Do you need to “go looking” for inspiration then?

When I’m planning a piece I give my brain lots of interesting things to digest, and I write down anything that sparks a reaction – lines in books, stories, art, poems, other pieces of music, a conversation with someone – so that I have a catalogue of things that make my mind tick over.

Then I go away and do something else for a while – how long depends on the piece and the timeframe. When I come back usually something has taken shape in the back of my mind, I just have to reach in and find it. Sometimes it is easy to find and sometimes it’s more elusive.

What are the challenges of being a composer?

One of the main challenges is to not write the same piece over and over. The best artists don’t sit still creatively – they’re always moving somewhere new and interesting. If composers aren’t conscious of this there’s a tendency to be derivative – either of other people’s or your own work.

Another challenge for me for the MSO commissioned works was figuring out how to do what I do with an orchestra as the outlet, rather than a band or small ensemble. It’s a different vehicle, and it’s a lot like learning how to drive, trying to get the piece to go where I want it to.

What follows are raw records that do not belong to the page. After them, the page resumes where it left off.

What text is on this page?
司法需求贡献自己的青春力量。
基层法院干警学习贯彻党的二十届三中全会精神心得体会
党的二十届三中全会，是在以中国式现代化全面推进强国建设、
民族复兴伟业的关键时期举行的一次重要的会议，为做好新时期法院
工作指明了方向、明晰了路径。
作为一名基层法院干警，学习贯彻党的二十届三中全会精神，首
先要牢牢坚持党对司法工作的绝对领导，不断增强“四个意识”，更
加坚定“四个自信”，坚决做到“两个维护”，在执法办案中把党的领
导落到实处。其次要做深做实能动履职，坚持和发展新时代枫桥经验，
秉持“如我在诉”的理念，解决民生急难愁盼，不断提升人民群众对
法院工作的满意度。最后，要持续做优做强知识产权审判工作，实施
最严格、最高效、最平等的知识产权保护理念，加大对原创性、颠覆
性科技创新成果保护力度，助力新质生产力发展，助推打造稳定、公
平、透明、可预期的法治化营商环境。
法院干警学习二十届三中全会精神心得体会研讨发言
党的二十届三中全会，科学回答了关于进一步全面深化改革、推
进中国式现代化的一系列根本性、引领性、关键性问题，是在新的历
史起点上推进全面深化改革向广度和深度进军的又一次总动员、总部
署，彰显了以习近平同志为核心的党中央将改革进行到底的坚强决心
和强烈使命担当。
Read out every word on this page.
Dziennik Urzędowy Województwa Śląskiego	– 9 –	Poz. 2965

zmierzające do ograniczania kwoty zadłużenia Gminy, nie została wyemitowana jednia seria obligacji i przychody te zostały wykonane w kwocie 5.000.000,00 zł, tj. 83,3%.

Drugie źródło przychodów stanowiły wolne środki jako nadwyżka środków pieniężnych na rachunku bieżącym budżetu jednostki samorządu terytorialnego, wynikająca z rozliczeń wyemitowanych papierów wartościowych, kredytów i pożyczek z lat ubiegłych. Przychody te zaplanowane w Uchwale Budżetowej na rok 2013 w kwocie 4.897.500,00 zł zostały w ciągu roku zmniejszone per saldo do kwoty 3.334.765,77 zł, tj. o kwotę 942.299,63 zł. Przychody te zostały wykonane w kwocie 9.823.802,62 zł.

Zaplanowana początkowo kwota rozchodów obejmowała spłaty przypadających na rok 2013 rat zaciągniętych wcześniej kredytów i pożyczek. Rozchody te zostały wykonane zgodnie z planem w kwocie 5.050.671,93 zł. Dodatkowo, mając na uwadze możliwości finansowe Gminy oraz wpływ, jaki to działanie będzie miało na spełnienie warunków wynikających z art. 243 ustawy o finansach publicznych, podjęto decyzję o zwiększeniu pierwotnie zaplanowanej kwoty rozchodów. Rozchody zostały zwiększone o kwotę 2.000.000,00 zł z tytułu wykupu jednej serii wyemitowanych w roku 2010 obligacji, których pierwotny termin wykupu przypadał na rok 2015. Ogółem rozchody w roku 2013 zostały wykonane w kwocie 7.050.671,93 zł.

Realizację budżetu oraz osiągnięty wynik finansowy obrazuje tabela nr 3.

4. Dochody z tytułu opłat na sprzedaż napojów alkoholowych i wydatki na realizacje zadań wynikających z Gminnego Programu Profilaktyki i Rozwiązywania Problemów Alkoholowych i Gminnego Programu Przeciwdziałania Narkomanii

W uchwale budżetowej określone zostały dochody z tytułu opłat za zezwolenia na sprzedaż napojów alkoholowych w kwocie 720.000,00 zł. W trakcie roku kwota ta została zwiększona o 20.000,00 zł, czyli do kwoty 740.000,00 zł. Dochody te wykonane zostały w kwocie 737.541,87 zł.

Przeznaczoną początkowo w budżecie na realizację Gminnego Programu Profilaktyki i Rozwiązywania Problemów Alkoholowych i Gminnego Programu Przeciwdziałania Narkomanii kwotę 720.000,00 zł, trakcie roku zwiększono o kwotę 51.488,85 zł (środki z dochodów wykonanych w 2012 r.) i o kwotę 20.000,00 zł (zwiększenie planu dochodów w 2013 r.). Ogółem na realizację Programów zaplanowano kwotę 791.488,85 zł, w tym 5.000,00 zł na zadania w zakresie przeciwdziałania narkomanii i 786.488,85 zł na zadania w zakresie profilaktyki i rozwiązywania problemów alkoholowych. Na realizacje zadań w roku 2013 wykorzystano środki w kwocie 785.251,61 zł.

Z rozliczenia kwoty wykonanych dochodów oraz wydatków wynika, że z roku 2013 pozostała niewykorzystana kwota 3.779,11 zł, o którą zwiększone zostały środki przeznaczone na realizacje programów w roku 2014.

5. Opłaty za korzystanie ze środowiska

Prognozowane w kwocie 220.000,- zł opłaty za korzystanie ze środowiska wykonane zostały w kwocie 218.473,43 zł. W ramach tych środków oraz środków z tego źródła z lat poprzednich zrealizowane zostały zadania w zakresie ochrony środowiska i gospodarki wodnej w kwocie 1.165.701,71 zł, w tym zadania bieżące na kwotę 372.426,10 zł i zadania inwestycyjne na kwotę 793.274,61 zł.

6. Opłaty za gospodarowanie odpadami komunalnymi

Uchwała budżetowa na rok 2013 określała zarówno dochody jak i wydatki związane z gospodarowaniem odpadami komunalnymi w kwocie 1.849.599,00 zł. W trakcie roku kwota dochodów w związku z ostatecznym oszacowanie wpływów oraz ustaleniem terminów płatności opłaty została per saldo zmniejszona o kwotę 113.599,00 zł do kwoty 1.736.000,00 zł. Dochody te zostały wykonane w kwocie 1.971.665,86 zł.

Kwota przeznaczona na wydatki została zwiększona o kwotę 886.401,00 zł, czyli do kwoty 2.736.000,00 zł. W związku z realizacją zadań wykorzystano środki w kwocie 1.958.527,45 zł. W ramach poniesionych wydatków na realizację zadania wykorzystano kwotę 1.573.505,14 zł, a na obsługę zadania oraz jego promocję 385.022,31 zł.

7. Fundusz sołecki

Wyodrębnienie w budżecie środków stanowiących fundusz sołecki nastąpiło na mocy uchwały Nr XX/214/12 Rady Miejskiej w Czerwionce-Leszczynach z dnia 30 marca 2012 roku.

As a child, did you imagine you’d be composing music?

I’ve been interested in writing music for as long as I can remember. As a kid I’d go to the piano and figure out the melodies to film scores I liked, and then try to make up my own. It’s something I’ve always done and loved. I tried an Arts/Science degree after school for some reason but it didn’t take – I switched back to music after one semester.

What’s it like being the first Cybec Young Composer in Residence with the MSO?

It’s been a fantastic experience so far. Composer Brenton Broadstock AM has been my mentor and I’ve learned a huge amount from him. I’ve also sat in on some orchestral rehearsals and had a few sessions with players where we’ve talked through issues specific to their instrument. Reading orchestration books and studying scores is one thing – but there’s so much more to learn from talking to expert players about possibilities and limitations.

What else are you working on at the moment?

I have a few other projects on while also doing the MSO residency. My band The Tiger & Me is releasing its third album later in the year, and we have a side-project EP coming out as well.

I run a company called Kaleidoscope Audio (with sound designer and composer Michael Trott) that does music and sound for games, and we’ve got a few projects on the go.

We’re working on a game called Spryke at the moment, which is a lot of fun – that will be out in 2019. I’m also doing a PhD in Composition at the Melbourne Conservatorium of Music and teaching composition – so I keep myself busy.